I think I can say with absolute certainty that Stevie Wonder did not write this incredible song with me in mind. Therefore I’m not going to mention it, I’m just going to use the lyric as a starting point for yet more middle-class-angst-ridden musings.
Most of us live day to day – thinking about what’s for dinner or what’s on tele before we think about what we want to do with our lives, what we want to achieve. We might fantasise about our future for 10 minutes during lunch break but we soon get distracted by a text about so and so’s birthday drinks at the weekend or Mum ‘just calling for a chat’. After all, we’re essentially just trying to keep our head’s above water and pay the rent or, if we’re ‘lucky’, mortgage. How then, does anyone ever achieve anything, see the bigger picture, look forward to future accomplishments? The athletes we have seen recently at both the Olympics and Paralympic games are examples of people who have seen beyond the mundane day to day and set their sights on achieving a goal and dedicated their lives to it – these incredible people are not living just enough, they are living more than enough. Even though they have had to sacrifice many of the things (like nights out/nandos – delete as appropriate) which we (I) hold as so important to a happy life. Of course you have to be a particular type of person to commit yourself in this way, and have a certain type of talent, and drive, but surely what they end up achieving is all any of us really want to do – to make our mark on this world, to leave a legacy, to make some impact and achieve their goal… so why don’t we all just try a bit harder? Since many of us have the capacity and the opportunities now, why don’t we all live more than ‘just enough’?
This frustration is compounded by the realisation that I remember about 40% of my life. Most of my working life has been forgotten – those moments of pure stress when the world is going to fall apart if you don’t get that callsheet out – gone. In addition, unless there were pictures taken, many nights out have been confined to my mental trash can, as have, I’m ashamed to say, many of the hook ups. I’ve always known that I don’t want to live a forgettable life, but I’m finally realising it is up to no-one but me to make it memorable.

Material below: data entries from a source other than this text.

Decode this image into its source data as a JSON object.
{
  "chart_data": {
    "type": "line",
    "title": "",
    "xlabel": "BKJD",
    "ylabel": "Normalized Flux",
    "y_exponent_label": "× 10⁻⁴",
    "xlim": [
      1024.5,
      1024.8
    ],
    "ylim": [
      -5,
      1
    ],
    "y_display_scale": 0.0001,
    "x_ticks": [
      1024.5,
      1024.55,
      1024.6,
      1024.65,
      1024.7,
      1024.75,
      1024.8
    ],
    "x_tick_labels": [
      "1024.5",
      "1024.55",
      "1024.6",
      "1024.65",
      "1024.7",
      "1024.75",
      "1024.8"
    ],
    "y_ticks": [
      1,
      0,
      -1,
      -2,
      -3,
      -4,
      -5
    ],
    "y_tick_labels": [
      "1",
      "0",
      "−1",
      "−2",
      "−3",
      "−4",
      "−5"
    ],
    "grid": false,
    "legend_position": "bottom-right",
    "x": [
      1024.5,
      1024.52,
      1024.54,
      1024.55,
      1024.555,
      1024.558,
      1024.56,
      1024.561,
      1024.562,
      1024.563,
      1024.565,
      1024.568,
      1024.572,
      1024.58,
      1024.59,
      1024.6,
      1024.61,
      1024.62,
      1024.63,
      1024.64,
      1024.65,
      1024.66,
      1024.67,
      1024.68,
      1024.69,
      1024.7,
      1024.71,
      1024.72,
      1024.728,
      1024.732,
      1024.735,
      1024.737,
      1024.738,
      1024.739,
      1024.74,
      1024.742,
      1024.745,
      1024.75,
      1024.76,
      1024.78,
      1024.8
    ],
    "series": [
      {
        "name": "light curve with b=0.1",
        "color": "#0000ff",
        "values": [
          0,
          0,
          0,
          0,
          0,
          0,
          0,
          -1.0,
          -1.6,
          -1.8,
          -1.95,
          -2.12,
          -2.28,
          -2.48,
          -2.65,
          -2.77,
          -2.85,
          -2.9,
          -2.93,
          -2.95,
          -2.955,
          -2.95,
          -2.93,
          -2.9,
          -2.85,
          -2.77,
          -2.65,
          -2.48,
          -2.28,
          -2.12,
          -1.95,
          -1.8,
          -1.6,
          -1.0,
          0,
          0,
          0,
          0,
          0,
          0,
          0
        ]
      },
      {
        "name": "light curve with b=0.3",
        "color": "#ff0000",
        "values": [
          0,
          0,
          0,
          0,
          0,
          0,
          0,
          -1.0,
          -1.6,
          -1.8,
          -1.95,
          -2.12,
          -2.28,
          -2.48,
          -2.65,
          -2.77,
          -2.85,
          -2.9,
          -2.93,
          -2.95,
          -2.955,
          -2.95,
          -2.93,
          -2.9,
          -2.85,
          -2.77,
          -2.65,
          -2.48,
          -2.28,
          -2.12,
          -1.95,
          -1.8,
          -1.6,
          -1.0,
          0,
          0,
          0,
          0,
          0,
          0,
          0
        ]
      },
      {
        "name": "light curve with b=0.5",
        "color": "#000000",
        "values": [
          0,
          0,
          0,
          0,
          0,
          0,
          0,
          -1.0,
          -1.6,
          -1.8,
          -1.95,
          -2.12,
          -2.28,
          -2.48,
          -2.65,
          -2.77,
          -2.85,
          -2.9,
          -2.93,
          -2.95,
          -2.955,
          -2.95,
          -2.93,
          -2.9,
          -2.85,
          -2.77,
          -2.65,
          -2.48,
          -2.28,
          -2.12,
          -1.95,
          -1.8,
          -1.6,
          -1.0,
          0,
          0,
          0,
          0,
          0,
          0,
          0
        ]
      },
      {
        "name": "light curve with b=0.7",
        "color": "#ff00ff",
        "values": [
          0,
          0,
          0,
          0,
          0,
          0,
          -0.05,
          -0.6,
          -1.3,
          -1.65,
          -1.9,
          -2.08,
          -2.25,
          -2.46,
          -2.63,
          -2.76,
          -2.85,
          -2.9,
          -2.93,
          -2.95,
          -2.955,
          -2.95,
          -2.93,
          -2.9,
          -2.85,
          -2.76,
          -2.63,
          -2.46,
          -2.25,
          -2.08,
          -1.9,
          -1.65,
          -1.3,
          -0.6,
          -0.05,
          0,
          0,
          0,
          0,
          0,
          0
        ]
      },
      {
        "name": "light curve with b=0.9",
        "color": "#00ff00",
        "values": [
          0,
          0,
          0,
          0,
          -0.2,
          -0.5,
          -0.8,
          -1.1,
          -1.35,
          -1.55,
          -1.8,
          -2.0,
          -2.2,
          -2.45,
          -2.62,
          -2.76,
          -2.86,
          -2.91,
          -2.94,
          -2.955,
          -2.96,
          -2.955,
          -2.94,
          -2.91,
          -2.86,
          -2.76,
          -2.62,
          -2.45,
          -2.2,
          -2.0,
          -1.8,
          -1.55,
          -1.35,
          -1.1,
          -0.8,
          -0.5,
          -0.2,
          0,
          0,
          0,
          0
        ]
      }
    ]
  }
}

I’m really not complaining as I already have an amazing life. Great family, friends, career, I couldn’t be any luckier but I don’t do anything ‘useful’. I don’t hear any legacy or sustainability department sitting round the conference table in my head, and it’s time I put them to work.
The other night while watching ‘Who Do You Think You Are’ with my Mum, I learnt something new. All of my grandparents died before I was born but I’m told my Grandpa, Andrew, was a grocer and I remember being told once that he was an air raid warden during the war, on account of his bad eyesight. Anyway, during this programme my Mum mentioned that in actual fact, he was conscripted and went to Normandy. “Not on the first day mind you, on the second.” Now, I know the first day was when all the action happened, but still, it’s pretty impressive. It turns out my Grandpa worked his way up and achieved the highest civilian ranking. As Kevin Arnold once said, “Some men pursue greatness, while others have greatness thrust upon them”… or was it Shakespeare?
Anyway, if I want to have any impact (and truthfully, who doesn’t?) I better get to work – thankfully I don’t think I’m going to be conscripted any time soon so it’s up to no-one but me.
We can only improve the future and live better lives than our ancestors if we fully understand the past so I’m gonna start questioning my mother to see if any other relatives were involved in world-defining moments. Maybe it will provide the inspiration live more than ‘just enough’ and hopefully remember some of it too.